Eigentlich kommt die Deutsche Börse beziehungsweise deren "Arbeitskreis Aktienindizes" nach eigenen Angaben am Dienstag nur zusammen, um etwaige Änderungen beim Kleinwerte-Index S-Dax zu erörtern. Der nächste offizielle Überprüfungstermin für den Dax steht erst im September an. Die Börse bestimmt jedoch in der Regel auch außerhalb dieses Termins einen Austausch im Dax, wenn außerordentliche Entwicklungen dies notwendig machen. Dies kann der Börsengang einer großen Gesellschaft wie Infineon oder aber der fusionsbedingte Wegfall einer Dax-Firma wie bei Viag/Veba der Fall sein sein.
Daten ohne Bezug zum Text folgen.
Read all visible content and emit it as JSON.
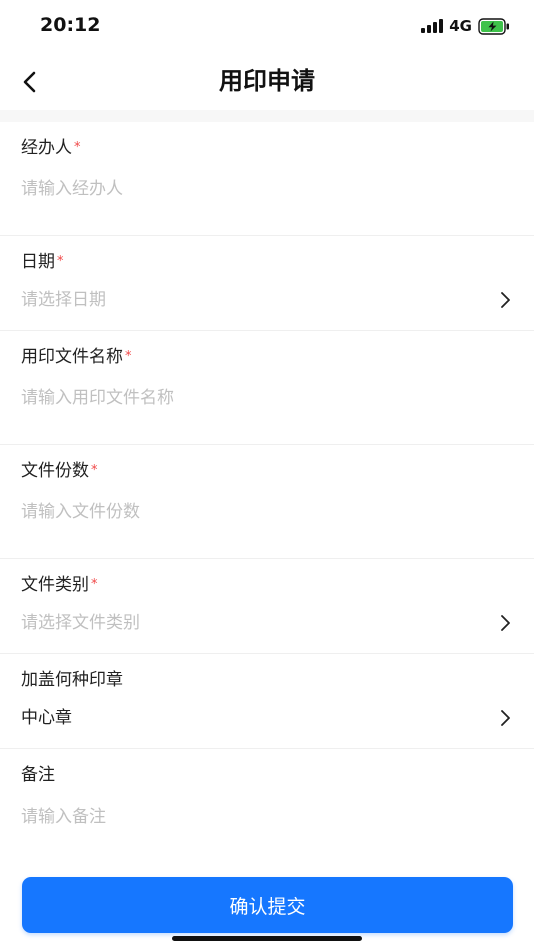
{
  "status_bar": {
    "time": "20:12",
    "network": "4G",
    "icons": [
      "signal-icon",
      "battery-charging-icon"
    ],
    "battery_color": "#3ec24a"
  },
  "nav": {
    "title": "用印申请",
    "back_icon": "chevron-left-icon"
  },
  "form": {
    "handler": {
      "label": "经办人",
      "required_mark": "*",
      "placeholder": "请输入经办人"
    },
    "date": {
      "label": "日期",
      "required_mark": "*",
      "placeholder": "请选择日期"
    },
    "file_name": {
      "label": "用印文件名称",
      "required_mark": "*",
      "placeholder": "请输入用印文件名称"
    },
    "file_copies": {
      "label": "文件份数",
      "required_mark": "*",
      "placeholder": "请输入文件份数"
    },
    "file_category": {
      "label": "文件类别",
      "required_mark": "*",
      "placeholder": "请选择文件类别"
    },
    "seal_type": {
      "label": "加盖何种印章",
      "value": "中心章"
    },
    "remark": {
      "label": "备注",
      "placeholder": "请输入备注"
    }
  },
  "submit": {
    "label": "确认提交"
  },
  "colors": {
    "accent": "#1677ff",
    "required": "#f04848",
    "placeholder": "#c0c0c0"
  }
}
Bei der absehbaren Herausnahme einer Dax-Firma nominiert die Deutsche Börse zumeist bereits im voraus einen Nachrrücker ("Vorratsbeschluss").
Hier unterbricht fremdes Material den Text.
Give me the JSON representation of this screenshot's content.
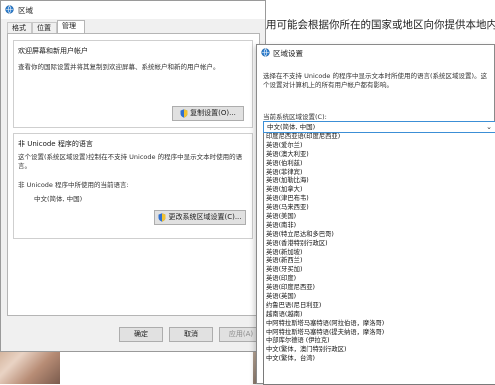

Aber auch ohne eine Fusion wäre es der Börse möglich, Infineon in den Dax zu heben. Grundlage für eine Teilnahme in der Liga der 30 größten Werte sind die Marktkapitalisierung und der Börsenumsatz einer Firma. Wenn eine Gesellschaft in diesen beiden Punkten jeweils zu den 25 größten ("25/25-Regel") Unternehmen gehört, kann sie den Börsenbestimmungen zufolge in den Dax aufgenommen werden. Heraus fiele das Unternehmen, das unter den 30 Dax-Titeln bei Börsenumsatz und Marktkapitalisierung auf dem letzten Platz rangiert. Weitere Bedingung für eine Aufnahme in den Dax ist, dass die Aktien der Firma zu mindestens 15 Prozent im Streubesitz liegen müssen und zu nicht mehr als 75 Prozent einer anderen Dax-Gesellschaft gehören.

Wackelkandidat Karstadt

Infineon hat alles, was eine Dax-Gesellschaft braucht. Auf der per Ende April gültigen und damit entscheidenen Börsen-Rangliste liegt der Chip-Produzent, an dem die Mutter Siemens noch 71 Prozent hält, mit einem Börsenumsatz von knapp 25,7 Milliarden Euro und einer Marktkapitalisierung von rund 46,9 Milliarden Euro jeweils auf Platz sieben. Ganz am Ende der Auflistung liegen Degussa-Hüls und Karstadt-Quelle mit den Plätzen 31/33 beziehungsweise 30/47. Somit könnte Infineon auch für einen dieser beiden Werte in den Dax gewählt werden, wenn kein Nachrücker für Veba/Viag ernannt werden sollte. Eine Veränderung im Dax würde Mitte Juni wirksam.